We might have had ham to eat. Grandpa (this must be her dad Jacob Loewen) made our hams and smoked them in a smoke house. We butchered quite a lot of hogs and had hams almost all the time.
Dad (Frank R Jost) came to get me with the horse and buggy for the announcement Sunday and also for the wedding. After the wedding we went back to my parents and I helped clean the house, upstairs and the porches from all the company. My mother was not too well so I did this for her and then we moved close to Goessel on a farm for one year. --Dictated to Marlys Penner
Our First Home
This was the farm near Goessel which Dad (Frank Jost) had rented and sewed the wheat there. My parents gave us a lounge with a lean on it and a chair for the parlor. The Jost parents gave us two dining room chairs.
My most Embarrassing Moment
My most embarrassing moment occurred one time when we went shopping in Newton; I cannot say just which year it was.
Dad and I first went together to a place or two, then I remember saying, I wanted to go to Montgomery store and buy a pair of shoes and I would wait for him there to come and pick me up, as he wanted to go to a different place yet It was a very hot day. When I had purchased the shoes I just stayed sitting on the chair and relaxed since it was nice and cool in the store, and dad was supposed to pick me up there.
The next time I remember, I opened my eyes and the store was empty except for one male clerk who stood where I could see him first thing and right away I realized it was past closing time, and dad had not yet come to get me. So I apologized and walked out the fast way. And I can never forget that day.
2nd page on Hobbies and Interests--added by Marlys Penner
Now as Mom and Dad retired Mom continued her creative hobby of sewing and embroidering.

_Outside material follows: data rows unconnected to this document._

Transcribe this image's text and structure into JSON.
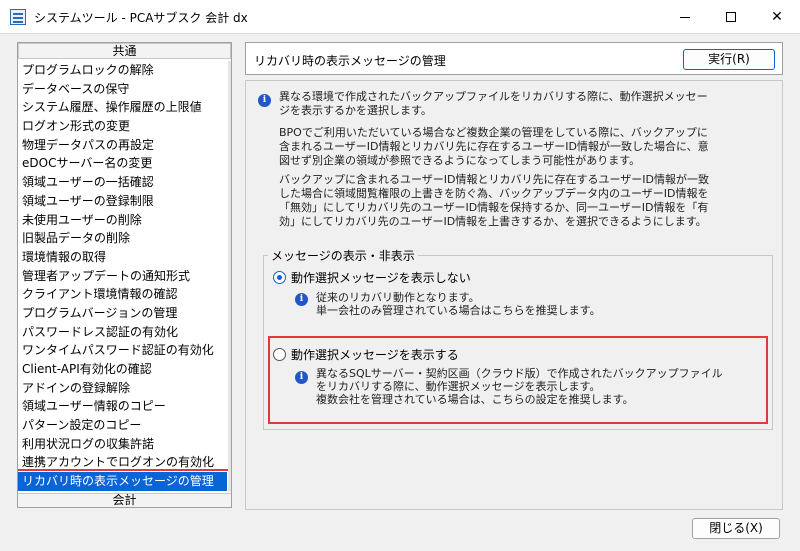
{
  "window": {
    "title": "システムツール - PCAサブスク 会計 dx",
    "minimize_icon": "minimize-icon",
    "maximize_icon": "maximize-icon",
    "close_icon": "close-icon"
  },
  "sidebar": {
    "header": "共通",
    "footer": "会計",
    "selected_index": 22,
    "items": [
      "プログラムロックの解除",
      "データベースの保守",
      "システム履歴、操作履歴の上限値",
      "ログオン形式の変更",
      "物理データパスの再設定",
      "eDOCサーバー名の変更",
      "領域ユーザーの一括確認",
      "領域ユーザーの登録制限",
      "未使用ユーザーの削除",
      "旧製品データの削除",
      "環境情報の取得",
      "管理者アップデートの通知形式",
      "クライアント環境情報の確認",
      "プログラムバージョンの管理",
      "パスワードレス認証の有効化",
      "ワンタイムパスワード認証の有効化",
      "Client-API有効化の確認",
      "アドインの登録解除",
      "領域ユーザー情報のコピー",
      "パターン設定のコピー",
      "利用状況ログの収集許諾",
      "連携アカウントでログオンの有効化",
      "リカバリ時の表示メッセージの管理"
    ]
  },
  "main": {
    "title": "リカバリ時の表示メッセージの管理",
    "execute_label": "実行(R)",
    "description_lines": [
      "異なる環境で作成されたバックアップファイルをリカバリする際に、動作選択メッセー",
      "ジを表示するかを選択します。"
    ],
    "paragraph2_lines": [
      "BPOでご利用いただいている場合など複数企業の管理をしている際に、バックアップに",
      "含まれるユーザーID情報とリカバリ先に存在するユーザーID情報が一致した場合に、意",
      "図せず別企業の領域が参照できるようになってしまう可能性があります。"
    ],
    "paragraph3_lines": [
      "バックアップに含まれるユーザーID情報とリカバリ先に存在するユーザーID情報が一致",
      "した場合に領域閲覧権限の上書きを防ぐ為、バックアップデータ内のユーザーID情報を",
      "「無効」にしてリカバリ先のユーザーID情報を保持するか、同一ユーザーID情報を「有",
      "効」にしてリカバリ先のユーザーID情報を上書きするか、を選択できるようにします。"
    ],
    "group_title": "メッセージの表示・非表示",
    "option1": {
      "label": "動作選択メッセージを表示しない",
      "checked": true,
      "desc_lines": [
        "従来のリカバリ動作となります。",
        "単一会社のみ管理されている場合はこちらを推奨します。"
      ]
    },
    "option2": {
      "label": "動作選択メッセージを表示する",
      "checked": false,
      "desc_lines": [
        "異なるSQLサーバー・契約区画（クラウド版）で作成されたバックアップファイル",
        "をリカバリする際に、動作選択メッセージを表示します。",
        "複数会社を管理されている場合は、こちらの設定を推奨します。"
      ]
    },
    "info_icon": "info-icon"
  },
  "footer": {
    "close_label": "閉じる(X)"
  },
  "colors": {
    "selection": "#0a64d6",
    "highlight": "#e03a3a",
    "info": "#2157c9"
  }
}
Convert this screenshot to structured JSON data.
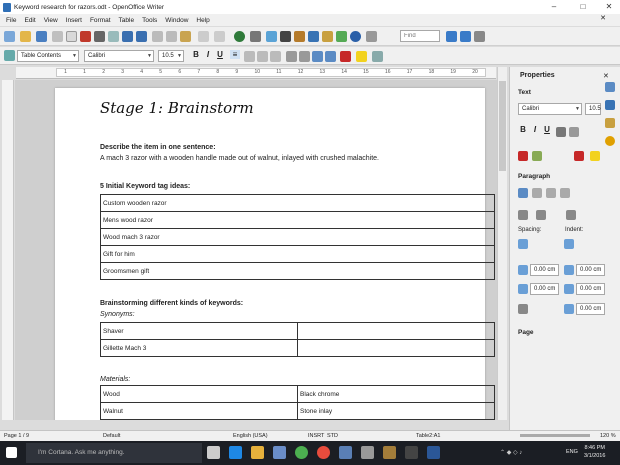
{
  "window": {
    "title": "Keyword research for razors.odt - OpenOffice Writer",
    "minimize_glyph": "–",
    "maximize_glyph": "□",
    "close_glyph": "✕"
  },
  "menu": [
    "File",
    "Edit",
    "View",
    "Insert",
    "Format",
    "Table",
    "Tools",
    "Window",
    "Help"
  ],
  "menu_close_glyph": "✕",
  "toolbar": {
    "find_placeholder": "Find",
    "paragraph_style": "Table Contents",
    "font_name": "Calibri",
    "font_size": "10.5",
    "bold_label": "B",
    "italic_label": "I",
    "underline_label": "U",
    "align_left_label": "≡"
  },
  "ruler": [
    "1",
    "1",
    "2",
    "3",
    "4",
    "5",
    "6",
    "7",
    "8",
    "9",
    "10",
    "11",
    "12",
    "13",
    "14",
    "15",
    "16",
    "17",
    "18",
    "19",
    "20"
  ],
  "document": {
    "stage_title": "Stage 1: Brainstorm",
    "describe_label": "Describe the item in one sentence:",
    "describe_text": "A mach 3 razor with a wooden handle made out of walnut, inlayed with crushed malachite.",
    "tags_label": "5 Initial Keyword tag ideas:",
    "tags": [
      "Custom wooden razor",
      "Mens wood razor",
      "Wood mach 3 razor",
      "Gift for him",
      "Groomsmen gift"
    ],
    "brainstorm_label": "Brainstorming different kinds of keywords:",
    "synonyms_label": "Synonyms:",
    "synonyms": [
      [
        "Shaver",
        ""
      ],
      [
        "Gillette Mach 3",
        ""
      ]
    ],
    "materials_label": "Materials:",
    "materials": [
      [
        "Wood",
        "Black chrome"
      ],
      [
        "Walnut",
        "Stone inlay"
      ]
    ]
  },
  "sidebar": {
    "title": "Properties",
    "close_glyph": "✕",
    "text_section": "Text",
    "font_name": "Calibri",
    "font_size": "10.5",
    "bold_label": "B",
    "italic_label": "I",
    "underline_label": "U",
    "paragraph_section": "Paragraph",
    "spacing_label": "Spacing:",
    "indent_label": "Indent:",
    "spacing_above": "0.00 cm",
    "spacing_below": "0.00 cm",
    "indent_before": "0.00 cm",
    "indent_after": "0.00 cm",
    "indent_first": "0.00 cm",
    "page_section": "Page"
  },
  "status": {
    "page": "Page 1 / 9",
    "style": "Default",
    "language": "English (USA)",
    "insert_mode": "INSRT",
    "selection_mode": "STD",
    "cell": "Table2:A1",
    "zoom": "120 %"
  },
  "taskbar": {
    "search_placeholder": "I'm Cortana. Ask me anything.",
    "language": "ENG",
    "time": "8:46 PM",
    "date": "3/1/2016"
  },
  "colors": {
    "accent": "#2f6fb6",
    "taskbar": "#1b1e24"
  }
}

First she did textile painting on tea towels and pillowcases. Next cam patchwork pillow tops with crazy quilt design and featherstitching. She made one for herself and for each of her children, then each of the grandchildren, and after that some for friends and the Et Cetra Shop or Mission sales.

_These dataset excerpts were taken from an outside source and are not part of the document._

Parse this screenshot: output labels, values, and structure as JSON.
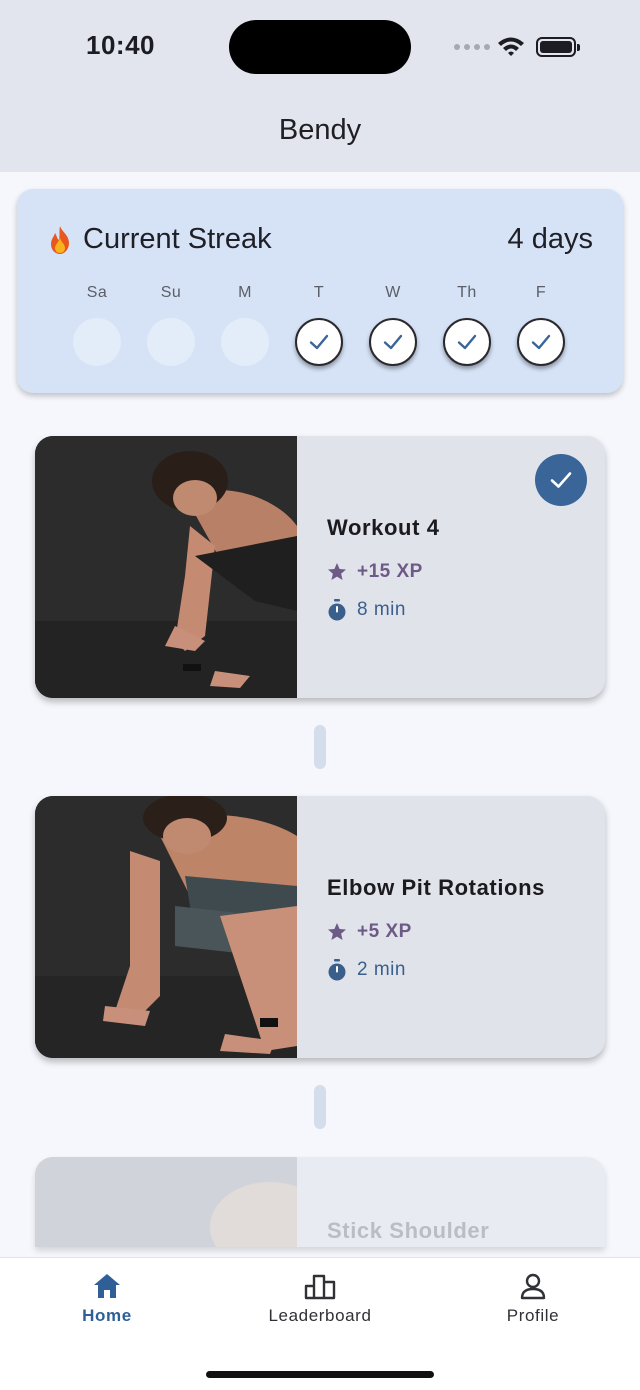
{
  "status_bar": {
    "time": "10:40"
  },
  "header": {
    "title": "Bendy"
  },
  "streak": {
    "title": "Current Streak",
    "value": "4 days",
    "days": [
      {
        "label": "Sa",
        "done": false
      },
      {
        "label": "Su",
        "done": false
      },
      {
        "label": "M",
        "done": false
      },
      {
        "label": "T",
        "done": true
      },
      {
        "label": "W",
        "done": true
      },
      {
        "label": "Th",
        "done": true
      },
      {
        "label": "F",
        "done": true
      }
    ]
  },
  "workouts": [
    {
      "title": "Workout 4",
      "xp": "+15 XP",
      "duration": "8 min",
      "completed": true
    },
    {
      "title": "Elbow Pit Rotations",
      "xp": "+5 XP",
      "duration": "2 min",
      "completed": false
    },
    {
      "title": "Stick Shoulder",
      "xp": "",
      "duration": "",
      "completed": false,
      "locked": true
    }
  ],
  "tabs": [
    {
      "label": "Home",
      "icon": "home-icon",
      "active": true
    },
    {
      "label": "Leaderboard",
      "icon": "leaderboard-icon",
      "active": false
    },
    {
      "label": "Profile",
      "icon": "person-icon",
      "active": false
    }
  ],
  "colors": {
    "accent": "#3a6598",
    "xp": "#6e5a87",
    "streak_card": "#d6e3f7",
    "card": "#e1e3eb"
  }
}
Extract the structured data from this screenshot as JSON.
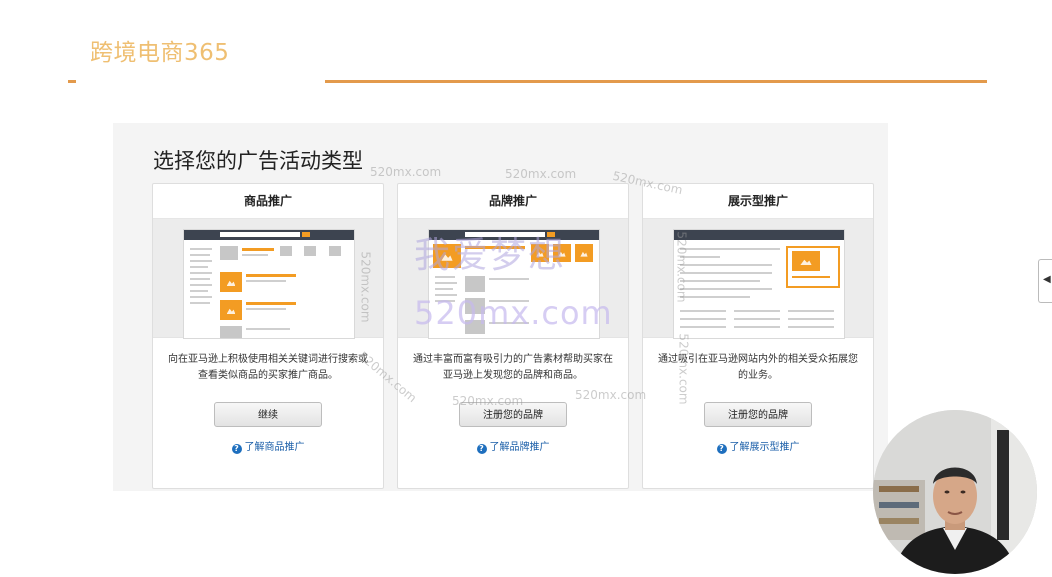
{
  "header": {
    "brand": "跨境电商365"
  },
  "page": {
    "title": "选择您的广告活动类型"
  },
  "cards": [
    {
      "title": "商品推广",
      "description": "向在亚马逊上积极使用相关关键词进行搜索或查看类似商品的买家推广商品。",
      "button": "继续",
      "learn_more": "了解商品推广"
    },
    {
      "title": "品牌推广",
      "description": "通过丰富而富有吸引力的广告素材帮助买家在亚马逊上发现您的品牌和商品。",
      "button": "注册您的品牌",
      "learn_more": "了解品牌推广"
    },
    {
      "title": "展示型推广",
      "description": "通过吸引在亚马逊网站内外的相关受众拓展您的业务。",
      "button": "注册您的品牌",
      "learn_more": "了解展示型推广"
    }
  ],
  "watermark": {
    "main": "我爱梦想",
    "domain": "520mx.com"
  },
  "help_icon_glyph": "?",
  "side_tab_glyph": "◀",
  "colors": {
    "brand": "#efbf72",
    "rule": "#e39a4c",
    "accent": "#f39c23",
    "link": "#1a5ea8"
  }
}
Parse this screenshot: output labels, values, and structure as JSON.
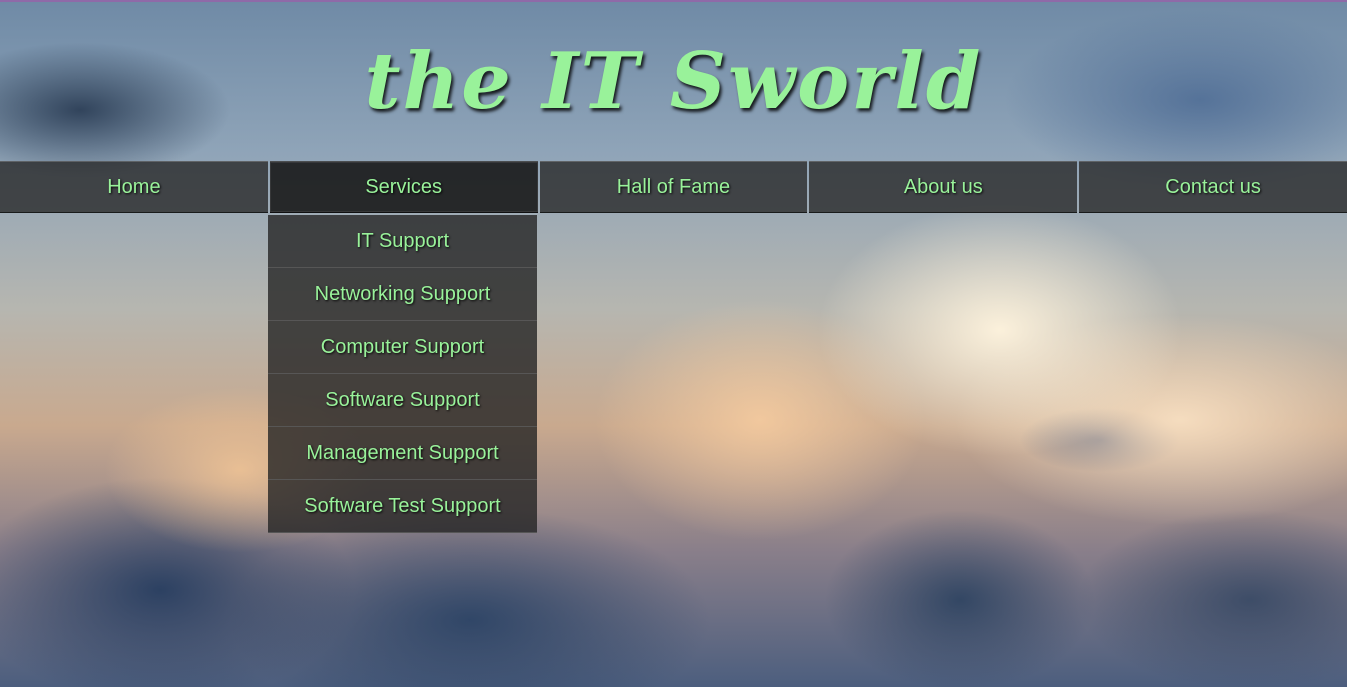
{
  "brand": {
    "logo_text": "the IT Sworld"
  },
  "colors": {
    "menu_text": "#99f29a",
    "menu_bg": "#262626",
    "accent_line": "#8f6aa8"
  },
  "nav": {
    "items": [
      {
        "label": "Home"
      },
      {
        "label": "Services"
      },
      {
        "label": "Hall of Fame"
      },
      {
        "label": "About us"
      },
      {
        "label": "Contact us"
      }
    ],
    "active": "Services"
  },
  "services_menu": {
    "items": [
      {
        "label": "IT Support"
      },
      {
        "label": "Networking Support"
      },
      {
        "label": "Computer Support"
      },
      {
        "label": "Software Support"
      },
      {
        "label": "Management Support"
      },
      {
        "label": "Software Test Support"
      }
    ]
  }
}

Mother loved to make children's clothes for relief. She had basic patterns for boys and girls garments. Church ladies brought her left over pieces from their sewing and we girls did some, she used this, sometimes coordinating pieces to make boxes and boxes full for relief through the church and MCC.
Mother also pieced quilts for relief. Then she also began making lap robes, first for each of the family members and then for Parkside Homes and the Hospital. I believe she made well over 100 lap robes to be used for the elderly or sick.

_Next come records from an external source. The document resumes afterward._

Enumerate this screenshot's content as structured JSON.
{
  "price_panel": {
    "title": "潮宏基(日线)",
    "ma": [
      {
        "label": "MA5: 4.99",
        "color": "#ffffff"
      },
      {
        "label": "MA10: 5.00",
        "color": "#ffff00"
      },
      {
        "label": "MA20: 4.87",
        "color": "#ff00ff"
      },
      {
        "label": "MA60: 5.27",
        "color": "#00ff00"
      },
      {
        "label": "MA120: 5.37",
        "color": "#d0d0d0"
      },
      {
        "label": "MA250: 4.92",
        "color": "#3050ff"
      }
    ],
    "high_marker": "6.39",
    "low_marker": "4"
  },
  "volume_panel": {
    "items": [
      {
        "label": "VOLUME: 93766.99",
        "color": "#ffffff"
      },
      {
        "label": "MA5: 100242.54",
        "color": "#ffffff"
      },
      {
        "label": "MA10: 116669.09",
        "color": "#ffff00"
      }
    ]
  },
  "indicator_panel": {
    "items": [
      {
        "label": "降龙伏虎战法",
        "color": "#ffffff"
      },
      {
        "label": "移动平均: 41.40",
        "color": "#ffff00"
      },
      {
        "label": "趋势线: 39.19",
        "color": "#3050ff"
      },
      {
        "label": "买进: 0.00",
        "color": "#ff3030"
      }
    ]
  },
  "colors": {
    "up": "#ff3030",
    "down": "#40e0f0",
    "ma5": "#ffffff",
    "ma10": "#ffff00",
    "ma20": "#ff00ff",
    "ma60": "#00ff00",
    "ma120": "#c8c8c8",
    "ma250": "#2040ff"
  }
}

Mother enjoyed crocheting and made things for everyone for Christmas. One year it was crocheted coat hanger, another time three or four snowflakes, each for the Christmas tree.
The last time she made crocheted doilies for each of the children and grandchildren whom she all loved dearly. "Doing' for others was a great joy for her. Flowers were also a great hobby for her.
Reading was another life long hobby. I guess you might say she was a self-educated person from all the reading she did. The church library, the city library and books from the children's and grand children's homes were a great source of interest as well as reading her Bible. Books or passages about the second coming of Christ were of special interest to her.
Mother taught her ladies Sunday School class for many years at Ebenfeld. She participated in Sewing Circle and held offices of chairman and the work committee.